Questions: Adjectives and Adverbs: How They Differ
5 questions to test your understanding
Score: 0 / 5
Question 1 Multiple Choice
A student writes: 'After the concert, the crowd felt joyously.' Is this sentence correct?
AYes — 'joyously' correctly describes the manner in which the crowd experienced the feeling
BNo — 'felt' is a linking verb describing the crowd's emotional state, so the predicate adjective 'joyous' is required, not the adverb 'joyously'
CYes — adverbs are appropriate after any verb, whether action or linking
DNo — 'joyously' should be moved before 'felt' to correct the placement
The error is using an adverb after a linking verb. 'Felt' here describes an emotional state, not a physical action. After a linking verb, the modifier describes the subject (the crowd), not the manner of an action — so an adjective is required: 'The crowd felt joyous.' The test: substitute 'seemed' — 'the crowd seemed joyous' works naturally, confirming the adjective is correct. Moving 'joyously' (Option D) doesn't fix the fundamental problem.
Question 2 Multiple Choice
In 'She works hard and sleeps well,' what grammatical function do 'hard' and 'well' perform?
AAdjectives — because neither 'hard' nor 'well' ends in the '-ly' suffix typical of adverbs
BAdverbs — both modify verbs ('works' and 'sleeps') by answering 'how?', despite lacking the '-ly' suffix
CAdjectives — because they describe qualities of the subject 'she,' not the actions themselves
D'Hard' is an adjective while 'well' is always an adverb, making this a mixed case
Both 'hard' and 'well' are adverbs here, answering 'how does she work?' and 'how does she sleep?' The '-ly' ending is a common but unreliable signal — many high-frequency adverbs lack it: fast, hard, late, early, straight, well, long. The reliable test is always to identify the word being modified. 'Hard' modifies the verb 'works'; 'well' modifies the verb 'sleeps.' Since both modify verbs, they are adverbs. Relying on '-ly' alone will mislead you.
Question 3 True / False
Words ending in '-ly' are generally adverbs — the suffix reliably identifies adverbs and distinguishes them from adjectives.
TTrue
FFalse
Answer: False
'-ly' is a useful but unreliable signal. Many common adjectives end in '-ly': friendly, lively, lovely, elderly, lonely, cowardly, scholarly. These describe qualities of nouns, not manner of actions. Conversely, many common adverbs lack '-ly' entirely: fast, hard, late, well. The only reliable method is to identify the word being modified: if it modifies a noun or pronoun, it's an adjective; if it modifies a verb, adjective, or other adverb, it's an adverb.
Question 4 True / False
After a linking verb like 'seem,' 'appear,' or 'taste,' a predicate adjective is the grammatically correct choice, because the adjective describes the subject's state rather than the manner of an action.
TTrue
FFalse
Answer: True
Linking verbs connect the subject to a description of its state. 'The soup tastes good' means the soup is good — 'good' describes the soup, not how tasting is performed. 'The soup tastes well' would imply the soup has functioning taste buds. The test: substitute 'is' or 'seems' — 'The soup is good' works, confirming the predicate adjective. This linking-verb rule is the most important exception to the intuition that 'verbs take adverbs.'
Question 5 Short Answer
Explain why 'The answer seems correctly' is grammatically incorrect. What test determines whether to use an adjective or adverb after a verb like 'seems'?

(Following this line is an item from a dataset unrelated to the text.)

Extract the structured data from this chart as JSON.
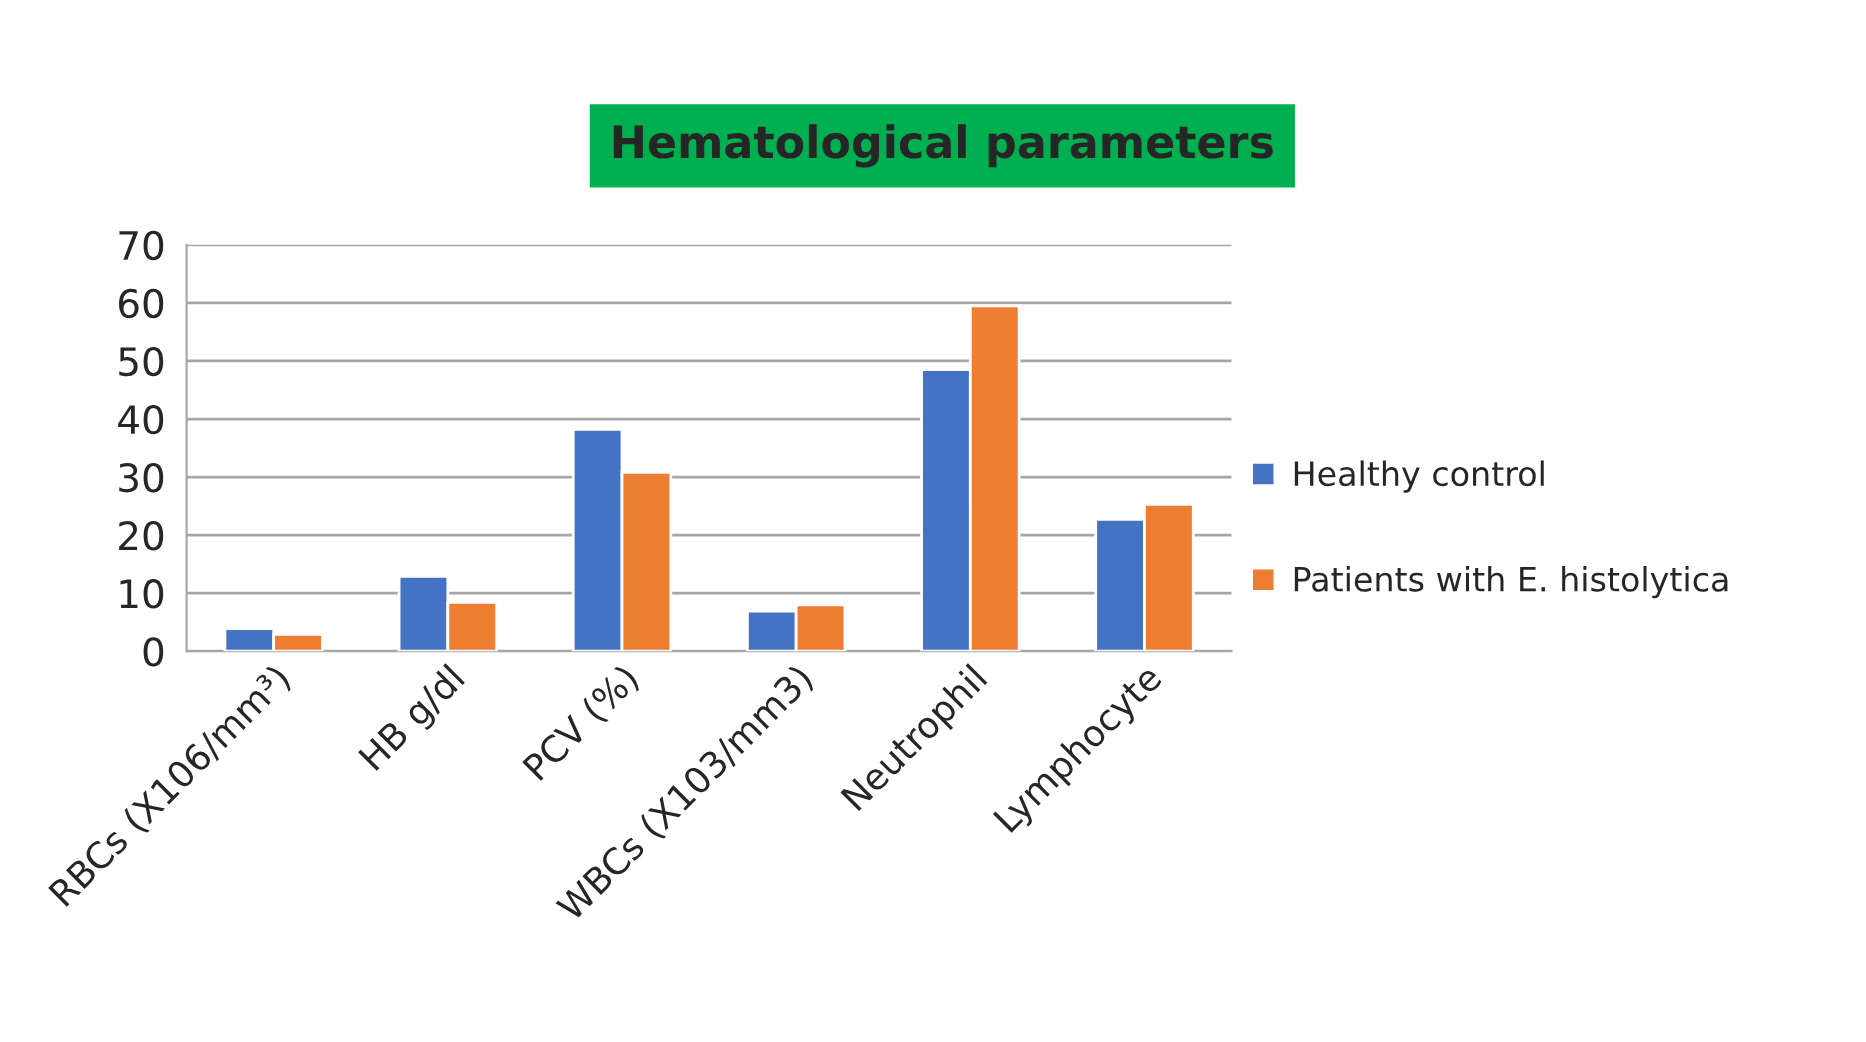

Think about your answer, then reveal below.
Model answer: 'Seems' is a linking verb that describes a state, not an action. It connects the subject ('the answer') to a description of that subject. The required modifier is a predicate adjective ('correct'), not an adverb ('correctly'). The test: substitute 'is' — 'The answer is correct' works naturally; 'The answer is correctly' is clearly wrong. Whenever 'is' or 'seems' can replace the verb without changing the meaning, the modifier after it must be an adjective.
The deeper principle is that adverbs describe *how actions are performed*, while adjectives describe *what subjects are like*. Linking verbs don't describe actions — they describe states. So the modifier after them answers 'what is the subject like?' not 'how did it do something?' Always identify: (1) is this a linking verb? (2) does the modifier describe the subject's state, or the manner of an action?